Epidemics have always produced conflicts between saving lives, on the one hand, and sustaining the economy, on the other. Here, as in the climate crisis, too many politicians have seen only the negative, short-term impacts of preventive measures and decided to sacrifice human lives on the altar of profit. This conflict between economic interest and medical science isn’t an aspect of the Spanish flu that Arnold’s book has much to say about, though it’s clear that state authorities’ denial or trivialization of the pandemic in its early stages was governed above all by economic considerations.
Despite our tendency to look to the past for lessons and despite some obvious parallels, it’s important to recognize that today’s situation is very different from 1918’s. People then did not have to contend with populist politicians who refused to take action against a deadly disease. Science now is better equipped to deal with pandemics, though in some political circles skepticism about scientific advice has increased, and there is a far greater tendency to politicize the issues it raises. Above all, the 1918 pandemic happened in the final stages of a catastrophically destructive world war, which weakened people’s resistance to disease in myriad ways and paved the way for a second wave of the infection that turned out to be much more serious than the first. This is not the case with the present pandemic, and the second wave of infection that is underway in many countries is unlikely to prove as devastating as in 1918, not least because, so far, it seems to be mainly affecting younger people and so is relatively mild in its impact.

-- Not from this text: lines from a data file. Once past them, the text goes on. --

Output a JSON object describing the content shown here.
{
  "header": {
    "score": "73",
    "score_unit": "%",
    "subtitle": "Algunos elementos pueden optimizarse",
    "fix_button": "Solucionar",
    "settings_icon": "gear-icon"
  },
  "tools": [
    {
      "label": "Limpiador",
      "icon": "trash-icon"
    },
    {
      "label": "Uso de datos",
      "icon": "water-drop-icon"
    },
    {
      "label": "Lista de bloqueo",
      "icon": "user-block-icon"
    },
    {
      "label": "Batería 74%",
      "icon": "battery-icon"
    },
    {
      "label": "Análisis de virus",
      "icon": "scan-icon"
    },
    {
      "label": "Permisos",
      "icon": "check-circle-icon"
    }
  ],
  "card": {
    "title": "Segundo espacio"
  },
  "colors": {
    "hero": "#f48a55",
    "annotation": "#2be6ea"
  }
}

What is truly alarming, however, and without precedent in 1918 or any other year in the modern era, is the way that large numbers of people are denying the evidence presented by medical science and refusing to take medical advice that would help prevent the spread of the disease. There have been major demonstrations in a number of countries—including the United Kingdom, the United States, and Germany—that have linked the pandemic to wild and demonstrably false conspiracy theories like QAnon, with its undertones of anti-Semitism, its distrust of science, and its far-right ideology.
The degradation of political discourse such theories represent can only do harm to our democratic political order. In the early 1920s, after the Spanish flu, fascism and Nazism began to make waves, too, fueled by the unscrupulous falsehoods spread by propagandists like Joseph Goebbels. When the Nazis began to describe Jews as “parasites” and “viruses,” the language of medicine was being used as a tool of racial abuse that would end in mass murder. The political situation today may be different, but the threat to reasoned and evidence-based political discourse—and, through this, to the safety and security of all our lives—is no less severe.